Others may disagree, but I would say that everyone, both male and female, has experienced emotional crushes on others of the same sex, which probably extended to physical hugs and even kissing, but I wouldn't consider that to be "gay" in the full-blown sexual sense, although such a fuzzy distinction is clearly dependent on genetic disposition.
I'm pretty certain that Barrie was asexual and, in Nico's immortal words, felt no "stirrings in the undergrowth" for anyone, male or female. Had he done so, I'm inclined to think that he would have been physically heterosexual, given all his crushes on actresses. Nico agreed that he was (platonically) in love with Michael, maybe George too, and his teenage friendship with James McMillan sounds very romantic as he later expressed it, but I would argue that love and lust are not the same, and that it's quite possible to experience one without the other.

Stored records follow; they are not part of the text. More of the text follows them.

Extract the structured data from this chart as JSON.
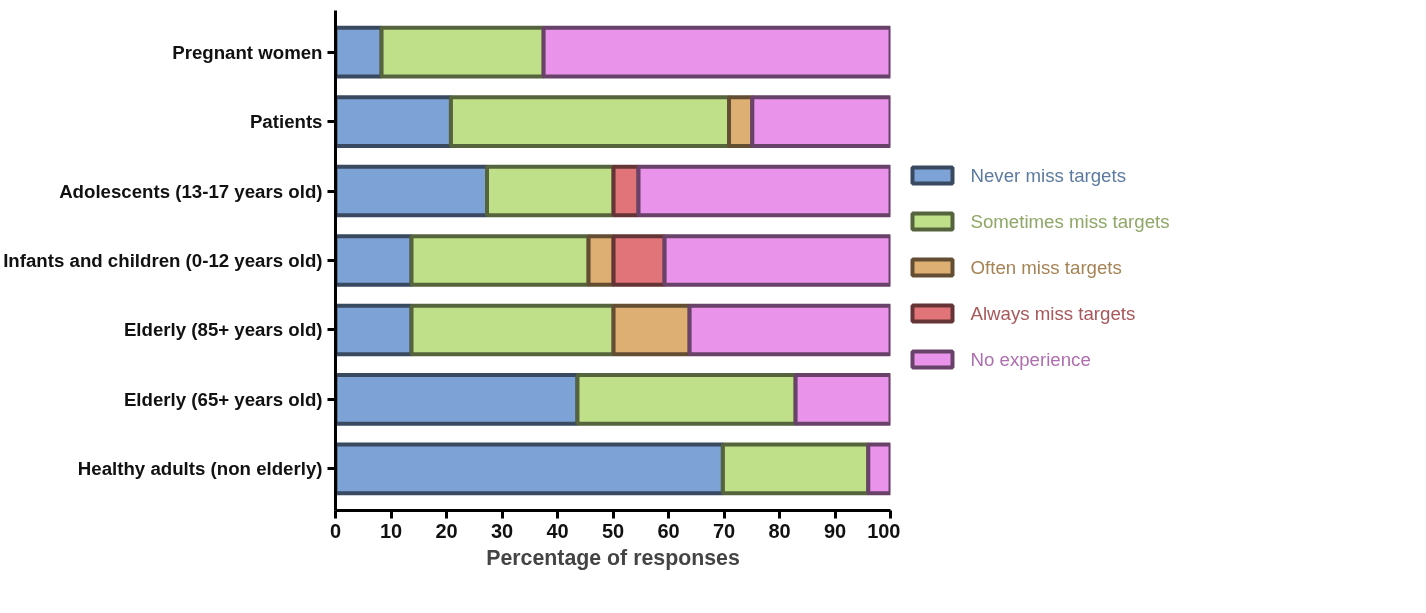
{
  "chart_data": {
    "type": "bar",
    "orientation": "horizontal",
    "stacked": true,
    "xlabel": "Percentage of responses",
    "categories": [
      "Pregnant women",
      "Patients",
      "Adolescents (13-17 years old)",
      "Infants and children (0-12 years old)",
      "Elderly (85+ years old)",
      "Elderly (65+ years old)",
      "Healthy adults (non elderly)"
    ],
    "series": [
      {
        "name": "Never miss targets",
        "color": "#7da3d6",
        "values": [
          8.3,
          20.8,
          27.3,
          13.7,
          13.7,
          43.6,
          69.8
        ]
      },
      {
        "name": "Sometimes miss targets",
        "color": "#bfdf88",
        "values": [
          29.2,
          50.1,
          22.8,
          31.9,
          36.4,
          39.3,
          26.2
        ]
      },
      {
        "name": "Often miss targets",
        "color": "#deaf72",
        "values": [
          null,
          4.2,
          null,
          4.5,
          13.7,
          null,
          null
        ]
      },
      {
        "name": "Always miss targets",
        "color": "#e07479",
        "values": [
          null,
          null,
          4.5,
          9.2,
          null,
          null,
          null
        ]
      },
      {
        "name": "No experience",
        "color": "#ea93ea",
        "values": [
          62.5,
          24.9,
          45.4,
          40.7,
          36.2,
          17.1,
          4.0
        ]
      }
    ],
    "xlim": [
      0,
      100
    ],
    "xticks": [
      0,
      10,
      20,
      30,
      40,
      50,
      60,
      70,
      80,
      90,
      100
    ],
    "grid": false,
    "legend": "right"
  }
}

With respect to Michael's relationship with Rupert Buxton, Barrie clearly not only approved but was greatly relieved that Michael had found such a very good friend. But I don't suppose for a moment he imagined anything sexual was going on, simply because, as Nico said, he really didn't know about such things. This innocence of the various sexual predilections on offer may seem hard to believe today, but 100 years ago this kind of information was not readily available unless you went out looking for it, and why would Barrie have done that? My mother told me that she knew absolutely nothing about homosexuality, either male or female, until she was a grown woman - and working with Noel Coward!